Blepharitis

Blepharitis is inflammation of the eyelid margins — crusty, red, itchy lids, often worse on waking. It’s chronic but controllable with a simple daily routine, and it’s the usual culprit behind styes and chalazia.

Medically reviewed by Mr Mohamed Mohyudin, Consultant Ophthalmic Surgeon GMC 7039600

Symptoms

  • Red, swollen or itchy eyelid edges
  • Crusting or flakes at the lash roots, worst in the morning
  • Gritty or burning eyes
  • Recurrent styes or eyelid cysts
  • Lashes sticking together

Why it happens

A shifted balance of skin bacteria and blocked oil glands along the lid margin, sometimes linked with skin conditions like rosacea or seborrhoeic dermatitis. It commonly occurs alongside dry eye.

Treatment

The mainstay is daily lid care: warmth, massage and lid cleaning.
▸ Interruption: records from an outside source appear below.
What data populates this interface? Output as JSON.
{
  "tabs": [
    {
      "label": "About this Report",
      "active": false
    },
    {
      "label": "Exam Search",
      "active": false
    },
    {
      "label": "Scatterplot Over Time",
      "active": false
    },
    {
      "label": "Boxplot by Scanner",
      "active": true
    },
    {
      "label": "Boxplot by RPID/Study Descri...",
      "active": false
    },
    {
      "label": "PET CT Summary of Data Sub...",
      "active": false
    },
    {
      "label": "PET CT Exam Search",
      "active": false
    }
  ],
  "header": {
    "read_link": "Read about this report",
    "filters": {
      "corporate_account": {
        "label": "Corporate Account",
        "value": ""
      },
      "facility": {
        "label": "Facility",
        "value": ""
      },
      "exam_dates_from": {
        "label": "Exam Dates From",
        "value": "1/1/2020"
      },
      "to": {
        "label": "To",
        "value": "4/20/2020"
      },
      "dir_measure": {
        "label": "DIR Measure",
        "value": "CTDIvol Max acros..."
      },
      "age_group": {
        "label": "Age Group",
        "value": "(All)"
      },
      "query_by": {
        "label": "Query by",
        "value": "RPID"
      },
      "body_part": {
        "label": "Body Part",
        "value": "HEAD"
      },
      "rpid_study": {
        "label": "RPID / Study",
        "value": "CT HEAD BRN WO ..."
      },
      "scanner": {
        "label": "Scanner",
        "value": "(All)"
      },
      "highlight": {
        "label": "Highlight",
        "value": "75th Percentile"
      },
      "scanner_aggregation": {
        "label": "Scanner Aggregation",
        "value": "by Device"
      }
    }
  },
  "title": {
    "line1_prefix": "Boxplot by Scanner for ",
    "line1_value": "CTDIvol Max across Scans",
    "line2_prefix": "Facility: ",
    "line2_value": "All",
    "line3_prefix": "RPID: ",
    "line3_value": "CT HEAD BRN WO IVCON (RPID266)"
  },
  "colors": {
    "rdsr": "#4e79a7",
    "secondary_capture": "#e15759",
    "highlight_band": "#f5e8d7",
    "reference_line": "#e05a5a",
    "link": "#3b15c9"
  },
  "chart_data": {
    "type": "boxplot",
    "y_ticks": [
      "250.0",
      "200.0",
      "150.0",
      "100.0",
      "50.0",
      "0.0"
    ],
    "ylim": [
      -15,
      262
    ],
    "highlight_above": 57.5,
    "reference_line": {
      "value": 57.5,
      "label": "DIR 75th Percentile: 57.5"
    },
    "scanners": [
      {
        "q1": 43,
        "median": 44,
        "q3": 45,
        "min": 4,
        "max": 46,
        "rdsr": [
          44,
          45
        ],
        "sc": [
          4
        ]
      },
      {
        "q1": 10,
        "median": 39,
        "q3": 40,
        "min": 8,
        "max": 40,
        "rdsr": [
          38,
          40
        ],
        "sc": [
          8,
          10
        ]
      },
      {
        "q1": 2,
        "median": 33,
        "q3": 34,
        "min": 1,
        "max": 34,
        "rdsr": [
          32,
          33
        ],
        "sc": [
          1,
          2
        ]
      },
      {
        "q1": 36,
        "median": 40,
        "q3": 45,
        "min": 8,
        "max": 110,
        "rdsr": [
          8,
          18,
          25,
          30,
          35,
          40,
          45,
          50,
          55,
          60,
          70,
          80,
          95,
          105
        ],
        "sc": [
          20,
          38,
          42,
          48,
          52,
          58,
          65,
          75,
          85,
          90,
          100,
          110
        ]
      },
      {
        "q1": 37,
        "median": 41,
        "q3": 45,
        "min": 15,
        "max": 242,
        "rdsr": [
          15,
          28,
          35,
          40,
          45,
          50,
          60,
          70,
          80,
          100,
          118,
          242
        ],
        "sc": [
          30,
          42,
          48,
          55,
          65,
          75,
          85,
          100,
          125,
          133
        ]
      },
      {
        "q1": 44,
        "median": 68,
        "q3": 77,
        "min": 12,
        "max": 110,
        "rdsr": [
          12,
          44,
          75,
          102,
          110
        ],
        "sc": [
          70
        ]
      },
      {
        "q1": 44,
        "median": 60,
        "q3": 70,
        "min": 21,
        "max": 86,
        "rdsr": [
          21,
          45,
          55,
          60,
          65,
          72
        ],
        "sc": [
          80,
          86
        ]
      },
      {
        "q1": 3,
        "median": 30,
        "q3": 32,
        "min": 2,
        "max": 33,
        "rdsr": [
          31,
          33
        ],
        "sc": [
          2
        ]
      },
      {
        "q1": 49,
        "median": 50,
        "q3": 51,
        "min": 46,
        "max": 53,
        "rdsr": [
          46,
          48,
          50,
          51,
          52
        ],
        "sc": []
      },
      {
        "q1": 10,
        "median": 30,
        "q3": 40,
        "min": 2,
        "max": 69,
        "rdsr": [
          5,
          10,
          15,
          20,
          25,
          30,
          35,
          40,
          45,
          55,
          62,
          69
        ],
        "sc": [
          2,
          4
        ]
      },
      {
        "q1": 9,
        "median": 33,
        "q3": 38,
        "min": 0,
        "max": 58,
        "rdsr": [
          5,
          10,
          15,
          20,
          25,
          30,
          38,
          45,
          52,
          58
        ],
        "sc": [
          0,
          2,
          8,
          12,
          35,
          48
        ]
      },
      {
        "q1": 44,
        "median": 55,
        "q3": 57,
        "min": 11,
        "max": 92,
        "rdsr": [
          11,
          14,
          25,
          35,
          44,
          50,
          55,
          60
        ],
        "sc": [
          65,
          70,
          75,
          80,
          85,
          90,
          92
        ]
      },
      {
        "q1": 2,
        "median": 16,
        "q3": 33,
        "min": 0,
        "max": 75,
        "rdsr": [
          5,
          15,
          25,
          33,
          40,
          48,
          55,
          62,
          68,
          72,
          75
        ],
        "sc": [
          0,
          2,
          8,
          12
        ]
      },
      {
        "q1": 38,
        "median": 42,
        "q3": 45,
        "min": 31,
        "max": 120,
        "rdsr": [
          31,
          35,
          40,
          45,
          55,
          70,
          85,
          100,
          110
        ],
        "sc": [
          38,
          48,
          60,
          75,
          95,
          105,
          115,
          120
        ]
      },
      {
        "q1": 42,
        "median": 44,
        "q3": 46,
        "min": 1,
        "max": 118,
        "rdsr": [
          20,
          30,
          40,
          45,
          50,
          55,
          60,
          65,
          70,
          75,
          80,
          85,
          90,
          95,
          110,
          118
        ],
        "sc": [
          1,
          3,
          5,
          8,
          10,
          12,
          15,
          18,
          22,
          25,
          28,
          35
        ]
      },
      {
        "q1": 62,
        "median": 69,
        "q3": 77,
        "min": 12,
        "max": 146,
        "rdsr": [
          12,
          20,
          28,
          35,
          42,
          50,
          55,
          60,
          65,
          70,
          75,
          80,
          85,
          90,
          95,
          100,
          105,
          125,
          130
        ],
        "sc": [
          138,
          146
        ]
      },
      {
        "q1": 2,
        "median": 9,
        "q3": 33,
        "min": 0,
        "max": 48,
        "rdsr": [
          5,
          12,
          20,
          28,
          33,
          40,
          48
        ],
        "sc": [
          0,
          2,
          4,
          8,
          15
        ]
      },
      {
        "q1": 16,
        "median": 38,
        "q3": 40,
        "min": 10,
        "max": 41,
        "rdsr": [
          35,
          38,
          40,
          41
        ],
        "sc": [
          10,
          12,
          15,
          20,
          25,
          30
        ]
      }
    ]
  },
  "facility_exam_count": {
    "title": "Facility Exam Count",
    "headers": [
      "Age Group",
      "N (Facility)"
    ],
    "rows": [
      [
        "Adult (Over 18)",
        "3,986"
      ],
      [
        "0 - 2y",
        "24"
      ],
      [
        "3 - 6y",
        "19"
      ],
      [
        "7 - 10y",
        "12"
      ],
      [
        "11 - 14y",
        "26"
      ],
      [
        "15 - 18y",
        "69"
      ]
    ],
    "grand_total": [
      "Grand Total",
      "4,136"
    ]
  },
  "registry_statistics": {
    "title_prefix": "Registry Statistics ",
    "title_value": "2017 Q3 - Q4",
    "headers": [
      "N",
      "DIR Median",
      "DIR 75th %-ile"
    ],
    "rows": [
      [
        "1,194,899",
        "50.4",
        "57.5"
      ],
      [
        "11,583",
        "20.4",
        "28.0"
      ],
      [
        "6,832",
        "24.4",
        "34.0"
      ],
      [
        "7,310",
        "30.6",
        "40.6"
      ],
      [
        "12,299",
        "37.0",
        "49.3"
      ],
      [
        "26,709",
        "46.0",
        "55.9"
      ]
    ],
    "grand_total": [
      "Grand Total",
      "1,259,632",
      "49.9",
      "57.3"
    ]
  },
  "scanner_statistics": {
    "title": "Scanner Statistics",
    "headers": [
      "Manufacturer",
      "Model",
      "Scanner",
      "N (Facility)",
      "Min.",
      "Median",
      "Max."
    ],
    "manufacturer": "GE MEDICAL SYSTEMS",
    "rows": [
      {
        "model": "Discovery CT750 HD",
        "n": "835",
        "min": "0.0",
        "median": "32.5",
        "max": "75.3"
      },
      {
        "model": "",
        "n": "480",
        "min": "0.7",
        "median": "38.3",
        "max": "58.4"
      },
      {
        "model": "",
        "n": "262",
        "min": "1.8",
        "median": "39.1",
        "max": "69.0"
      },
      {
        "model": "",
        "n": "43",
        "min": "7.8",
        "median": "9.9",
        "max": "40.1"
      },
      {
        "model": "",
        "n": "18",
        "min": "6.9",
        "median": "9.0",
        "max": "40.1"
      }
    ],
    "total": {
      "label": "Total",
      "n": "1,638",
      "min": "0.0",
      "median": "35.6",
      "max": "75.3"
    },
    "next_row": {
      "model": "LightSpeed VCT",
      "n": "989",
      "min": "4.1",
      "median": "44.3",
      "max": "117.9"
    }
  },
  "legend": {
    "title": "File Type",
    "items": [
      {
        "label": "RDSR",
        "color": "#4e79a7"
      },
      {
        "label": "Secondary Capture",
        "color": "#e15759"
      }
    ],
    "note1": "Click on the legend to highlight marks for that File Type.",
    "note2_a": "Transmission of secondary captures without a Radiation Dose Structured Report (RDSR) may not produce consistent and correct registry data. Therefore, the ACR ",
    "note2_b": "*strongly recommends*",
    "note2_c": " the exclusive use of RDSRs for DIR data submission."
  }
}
Flares or stubborn cases may need short prescription courses; a persistent chalazion sometimes needs a minor procedure — both reasons for specialist review.

Self-care that helps

Warm compress for 10 minutes daily, gentle massage towards the lashes, then clean the lid margins with dedicated wipes or cleanser. Maintain a few times weekly once settled — stopping the routine is the usual cause of relapse.

When to get help

Increasing pain or swelling, vision changes, a stye that doesn’t settle in a week or two, or a lump that persists for weeks — get assessed.